The Pain of Forgiveness
She wanted to know if I was serious. Before I could answer her question, the young woman shared her story with me. She had been sexually abused from the age of twelve by her adopted brother. This occurred over a period of six years. Her parents knew, but shockingly looked the other way. The nightmare ended when she confided in a friend. Eventually the perpetrator was confronted and convicted for his crimes.
That was two years ago. With ups and downs she had since tried to get her life back on track. She attended church but was full of confusion and heartache. Her sincere and heartfelt question came in response to a message on Matthew 6:12 where Jesus teaches us to pray: “Forgive us our debts, as we also have forgiven our debtors”. Did God honestly want her to forgive him, and them?
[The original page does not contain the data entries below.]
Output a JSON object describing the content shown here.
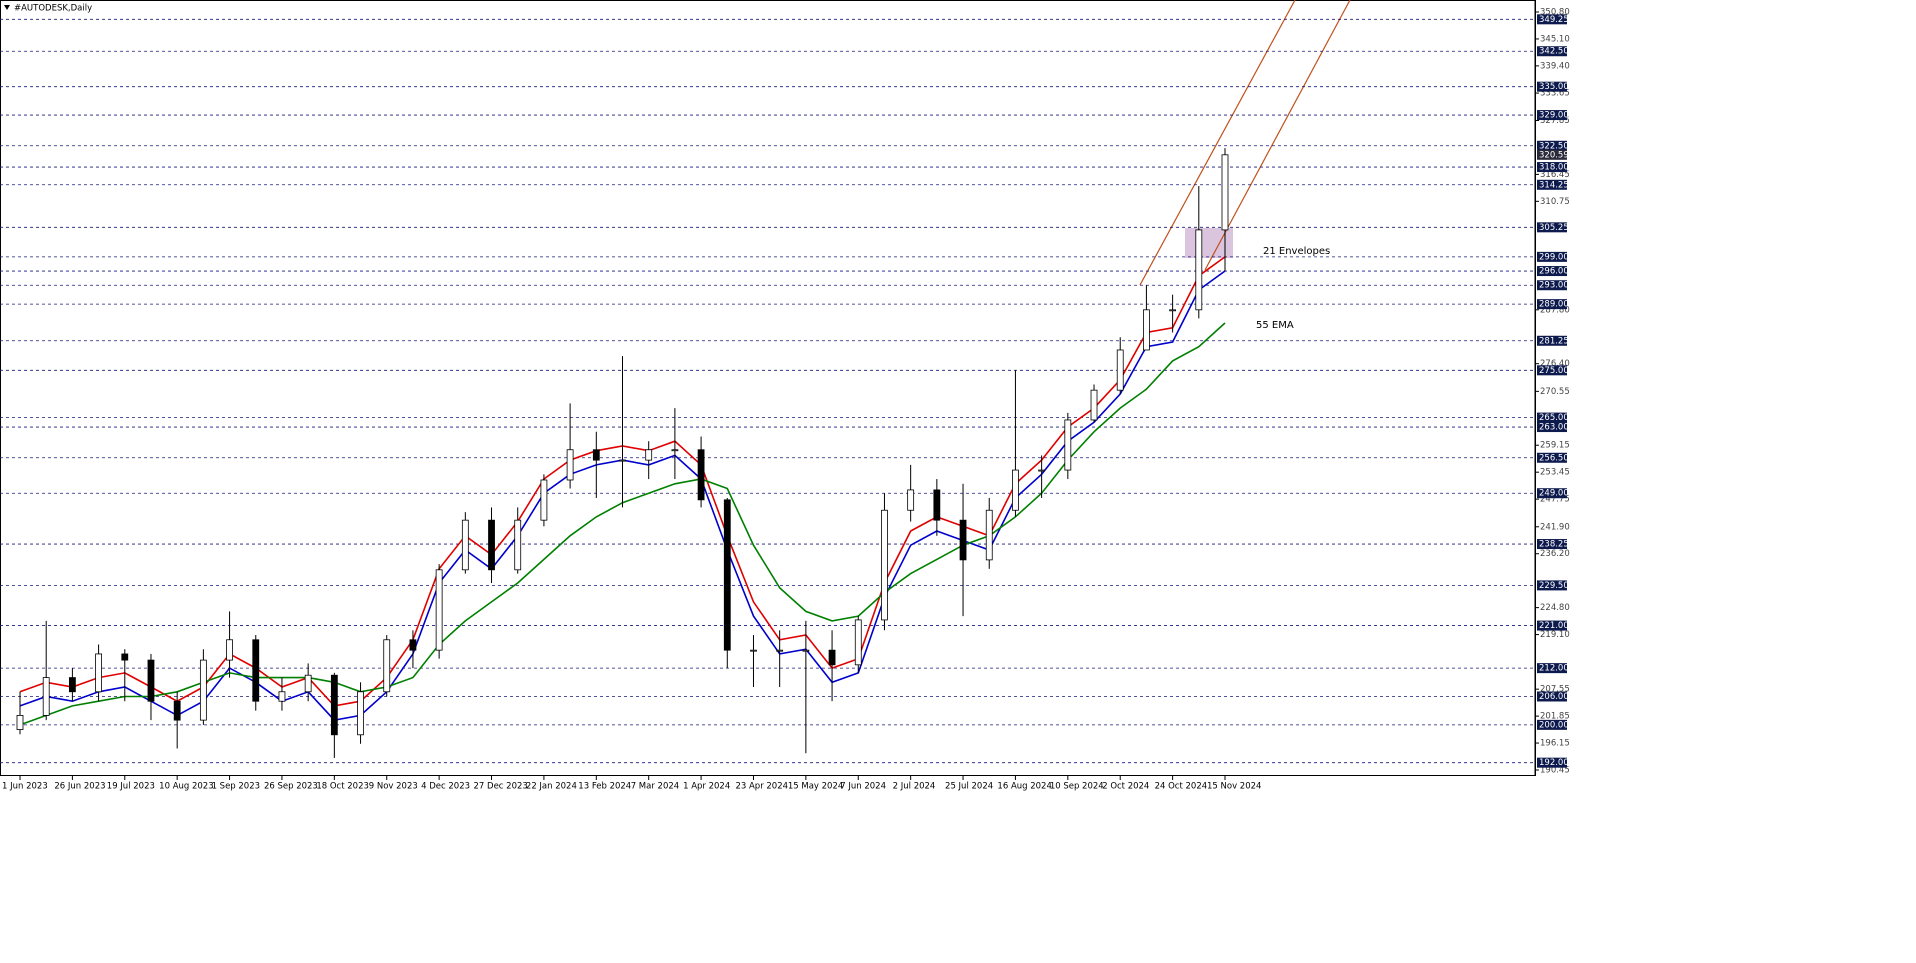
{
  "chart_data": {
    "type": "candlestick",
    "title": "#AUTODESK,Daily",
    "categories": [
      "1 Jun 2023",
      null,
      "26 Jun 2023",
      null,
      "19 Jul 2023",
      null,
      "10 Aug 2023",
      null,
      "1 Sep 2023",
      null,
      "26 Sep 2023",
      null,
      "18 Oct 2023",
      null,
      "9 Nov 2023",
      null,
      "4 Dec 2023",
      null,
      "27 Dec 2023",
      null,
      "22 Jan 2024",
      null,
      "13 Feb 2024",
      null,
      "7 Mar 2024",
      null,
      "1 Apr 2024",
      null,
      "23 Apr 2024",
      null,
      "15 May 2024",
      null,
      "7 Jun 2024",
      null,
      "2 Jul 2024",
      null,
      "25 Jul 2024",
      null,
      "16 Aug 2024",
      null,
      "10 Sep 2024",
      null,
      "2 Oct 2024",
      null,
      "24 Oct 2024",
      null,
      "15 Nov 2024"
    ],
    "open": [
      199,
      202,
      210,
      207,
      215,
      213.7,
      205,
      201,
      213.7,
      218,
      205,
      207,
      210.5,
      197.9,
      207,
      218,
      215.8,
      232.8,
      243.3,
      232.8,
      243.3,
      251.8,
      258.2,
      256,
      256,
      258.2,
      258.2,
      247.6,
      215.8,
      215.8,
      215.8,
      215.8,
      212.7,
      222.2,
      245.4,
      249.7,
      243.3,
      234.9,
      245.4,
      253.9,
      253.9,
      264.5,
      270.8,
      279.3,
      287.8,
      287.8,
      304.7
    ],
    "high": [
      207,
      222,
      212,
      217,
      216,
      215,
      207,
      216,
      224,
      219,
      210,
      213,
      211,
      209,
      219,
      220,
      234,
      245,
      246,
      246,
      253,
      268,
      262,
      278,
      260,
      267,
      261,
      248,
      219,
      220,
      222,
      220,
      223,
      249,
      255,
      252,
      251,
      248,
      275,
      257,
      266,
      272,
      282,
      293,
      291,
      314,
      322
    ],
    "low": [
      198,
      201,
      205,
      205,
      205,
      201,
      195,
      200,
      210,
      203,
      203,
      205,
      193,
      196,
      206,
      212,
      214,
      232,
      230,
      232,
      242,
      250,
      248,
      246,
      252,
      252,
      246,
      212,
      208,
      208,
      194,
      205,
      211,
      220,
      243,
      240,
      223,
      233,
      244,
      248,
      252,
      264,
      270,
      280,
      283,
      286,
      296
    ],
    "close": [
      202,
      210,
      207,
      215,
      213.7,
      205,
      201,
      213.7,
      218,
      205,
      207,
      210.5,
      197.9,
      207,
      218,
      215.8,
      232.8,
      243.3,
      232.8,
      243.3,
      251.8,
      258.2,
      256,
      256,
      258.2,
      258.2,
      247.6,
      215.8,
      215.8,
      215.8,
      215.8,
      212.7,
      222.2,
      245.4,
      249.7,
      243.3,
      234.9,
      245.4,
      253.9,
      253.9,
      264.5,
      270.8,
      279.3,
      287.8,
      287.8,
      304.7,
      320.59
    ],
    "lines": [
      {
        "color": "#e00000",
        "values": [
          207,
          209,
          208,
          210,
          211,
          208,
          205,
          208,
          215,
          212,
          208,
          210,
          204,
          205,
          210,
          218,
          233,
          240,
          236,
          243,
          252,
          256,
          258,
          259,
          258,
          260,
          255,
          240,
          226,
          218,
          219,
          212,
          214,
          230,
          241,
          244,
          242,
          240,
          251,
          256,
          263,
          267,
          273,
          283,
          284,
          295,
          299
        ]
      },
      {
        "color": "#0000cc",
        "values": [
          204,
          206,
          205,
          207,
          208,
          205,
          202,
          205,
          212,
          209,
          205,
          207,
          201,
          202,
          207,
          215,
          230,
          237,
          233,
          240,
          249,
          253,
          255,
          256,
          255,
          257,
          252,
          237,
          223,
          215,
          216,
          209,
          211,
          227,
          238,
          241,
          239,
          237,
          248,
          253,
          260,
          264,
          270,
          280,
          281,
          292,
          296
        ]
      },
      {
        "color": "#008000",
        "values": [
          200,
          202,
          204,
          205,
          206,
          206,
          207,
          209,
          211,
          210,
          210,
          210,
          209,
          207,
          208,
          210,
          217,
          222,
          226,
          230,
          235,
          240,
          244,
          247,
          249,
          251,
          252,
          250,
          238,
          229,
          224,
          222,
          223,
          228,
          232,
          235,
          238,
          240,
          244,
          249,
          256,
          262,
          267,
          271,
          277,
          280,
          285
        ]
      }
    ],
    "ylim": [
      190.45,
      350.8
    ],
    "yticks": [
      {
        "value": 350.8,
        "label": "350.80"
      },
      {
        "value": 345.1,
        "label": "345.10"
      },
      {
        "value": 339.4,
        "label": "339.40"
      },
      333.65,
      327.85,
      316.45,
      310.75,
      {
        "value": 287.8,
        "label": "287.80"
      },
      {
        "value": 276.4,
        "label": "276.40"
      },
      270.55,
      259.15,
      253.45,
      247.75,
      {
        "value": 241.9,
        "label": "241.90"
      },
      {
        "value": 236.2,
        "label": "236.20"
      },
      {
        "value": 224.8,
        "label": "224.80"
      },
      {
        "value": 219.1,
        "label": "219.10"
      },
      207.55,
      201.85,
      196.15,
      190.45
    ],
    "levels": [
      349.25,
      {
        "value": 342.5,
        "label": "342.50"
      },
      {
        "value": 335,
        "label": "335.00"
      },
      {
        "value": 329,
        "label": "329.00"
      },
      {
        "value": 322.5,
        "label": "322.50"
      },
      {
        "value": 318,
        "label": "318.00"
      },
      314.25,
      305.25,
      {
        "value": 299,
        "label": "299.00"
      },
      {
        "value": 296,
        "label": "296.00"
      },
      {
        "value": 293,
        "label": "293.00"
      },
      {
        "value": 289,
        "label": "289.00"
      },
      281.25,
      {
        "value": 275,
        "label": "275.00"
      },
      {
        "value": 265,
        "label": "265.00"
      },
      {
        "value": 263,
        "label": "263.00"
      },
      {
        "value": 256.5,
        "label": "256.50"
      },
      {
        "value": 249,
        "label": "249.00"
      },
      238.25,
      {
        "value": 229.5,
        "label": "229.50"
      },
      {
        "value": 221,
        "label": "221.00"
      },
      {
        "value": 212,
        "label": "212.00"
      },
      {
        "value": 206,
        "label": "206.00"
      },
      {
        "value": 200,
        "label": "200.00"
      },
      {
        "value": 192,
        "label": "192.00"
      }
    ],
    "current_price": 320.59,
    "annotations": [
      {
        "text": "21 Envelopes",
        "color": "#2222cc"
      },
      {
        "text": "55 EMA",
        "color": "#008000"
      }
    ]
  }
}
A strange sense of inadequacy fell over me. I knew the experience of being sinned against, but my pain was like hitting your thumb with a hammer, uncomfortable but no real harm done. Hers had the magnitude of an earthquake, including collateral damage and aftershocks. I felt compassion for her. But what did I have to offer? What could I say that wouldn’t sound trite or cheap?
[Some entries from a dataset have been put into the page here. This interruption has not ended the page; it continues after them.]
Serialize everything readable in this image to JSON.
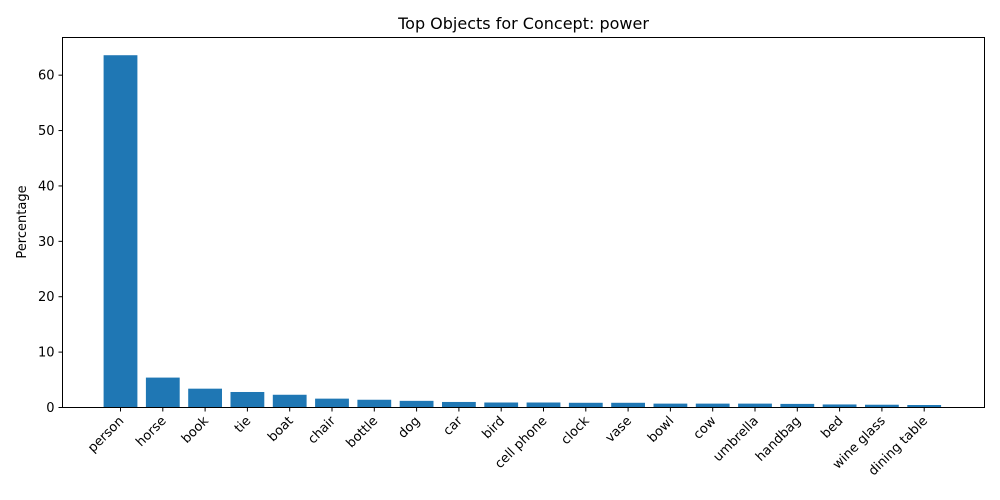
{
  "chart_data": {
    "type": "bar",
    "title": "Top Objects for Concept: power",
    "xlabel": "",
    "ylabel": "Percentage",
    "ylim": [
      0,
      66.8
    ],
    "yticks": [
      0,
      10,
      20,
      30,
      40,
      50,
      60
    ],
    "grid": false,
    "bar_color": "#1f77b4",
    "categories": [
      "person",
      "horse",
      "book",
      "tie",
      "boat",
      "chair",
      "bottle",
      "dog",
      "car",
      "bird",
      "cell phone",
      "clock",
      "vase",
      "bowl",
      "cow",
      "umbrella",
      "handbag",
      "bed",
      "wine glass",
      "dining table"
    ],
    "values": [
      63.6,
      5.4,
      3.4,
      2.8,
      2.3,
      1.6,
      1.4,
      1.2,
      1.0,
      0.9,
      0.9,
      0.85,
      0.85,
      0.7,
      0.7,
      0.7,
      0.65,
      0.55,
      0.5,
      0.45
    ]
  }
}
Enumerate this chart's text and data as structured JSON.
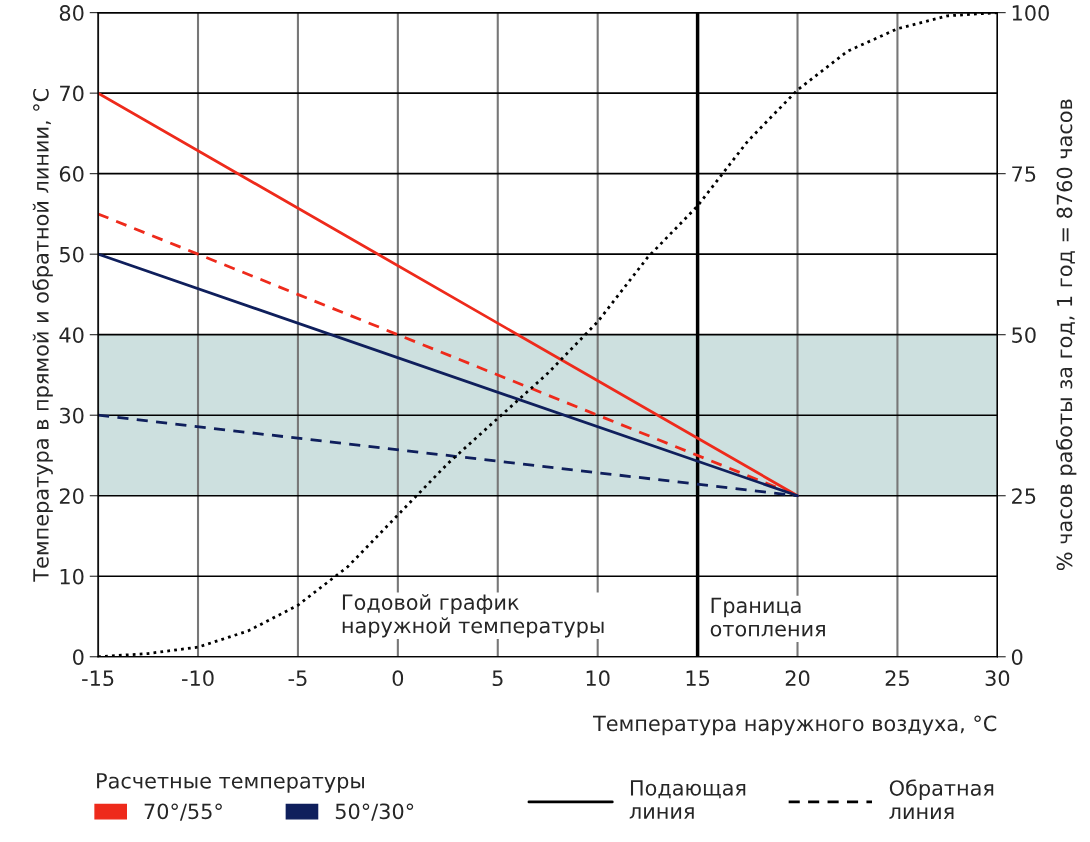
{
  "chart_data": {
    "type": "line",
    "xlabel": "Температура наружного воздуха, °C",
    "ylabel": "Температура в прямой и обратной линии, °C",
    "y2label": "% часов работы за год, 1 год = 8760 часов",
    "legend_title": "Расчетные температуры",
    "x": [
      -15,
      20
    ],
    "series": [
      {
        "name": "70°/55°",
        "color": "#ee2a1b",
        "line_style": "solid",
        "values": [
          70,
          20
        ]
      },
      {
        "color": "#ee2a1b",
        "line_style": "dashed",
        "values": [
          55,
          20
        ]
      },
      {
        "name": "50°/30°",
        "color": "#0f1f5c",
        "line_style": "solid",
        "values": [
          50,
          20
        ]
      },
      {
        "color": "#0f1f5c",
        "line_style": "dashed",
        "values": [
          30,
          20
        ]
      },
      {
        "color": "#000000",
        "line_style": "dotted",
        "axis": "y2",
        "x": [
          -15,
          -12.5,
          -10,
          -7.5,
          -5,
          -2.5,
          0,
          2.5,
          5,
          7.5,
          10,
          12.5,
          15,
          17.5,
          20,
          22.5,
          25,
          27.5,
          30
        ],
        "values": [
          0,
          0.5,
          1.5,
          4,
          8,
          14,
          22,
          30,
          37,
          44,
          52,
          62,
          70,
          80,
          88,
          94,
          97.5,
          99.5,
          100
        ]
      }
    ],
    "xlim": [
      -15,
      30
    ],
    "xticks": [
      -15,
      -10,
      -5,
      0,
      5,
      10,
      15,
      20,
      25,
      30
    ],
    "ylim": [
      0,
      80
    ],
    "yticks": [
      0,
      10,
      20,
      30,
      40,
      50,
      60,
      70,
      80
    ],
    "y2lim": [
      0,
      100
    ],
    "y2ticks": [
      0,
      25,
      50,
      75,
      100
    ],
    "bands": [
      {
        "axis": "y",
        "from": 20,
        "to": 40,
        "color": "#cde0df"
      }
    ],
    "ref_lines": [
      {
        "axis": "x",
        "value": 15,
        "label": "Граница\nотопления",
        "color": "#000000"
      }
    ],
    "annotations": [
      "Годовой график\nнаружной температуры",
      "Подающая\nлиния",
      "Обратная\nлиния"
    ],
    "grid": true,
    "legend": "bottom"
  }
}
Then it dawned on me. It wasn’t about me. These were Jesus’ words. He knows like no other what it means to be sinned against. He could identify with this young woman. He was maligned, scourged and crucified. His friends turned into cowards and His own Father abandoned Him - the spotless Son of God with not a single fiber of evil in His being.
We take our cue to forgive those who sinned against us from the One who was pierced for our sin (Is. 53:5).
Jesus' sacrifice tells us that forgiveness is costly and painful. His death shows us that forgiveness never excuses the evil done. But this truth remains: Jesus Christ is the path to freedom. Freedom from the weight of our own sin against God and freedom from the shackles of bitterness toward our enemies. I hope that battered woman found both.
What can you do when you struggle with forgiving an individual who has (grievously) sinned against you? This is a big question. But as a starting point, remember and meditate on the grace that you yourself have received in Christ. When we feel the sting of our own evil deeds, no matter how small they may appear compared to what this person has done to us, we realize we need grace too. And when the sweetness of God's forgiveness washes over us, leaving us pure and white as snow, we realize that this is a gift we can't keep to ourselves.
What is impossible with men, is possible with God. Take his hand and trust him as you walk the path of forgiveness, healing and restoration.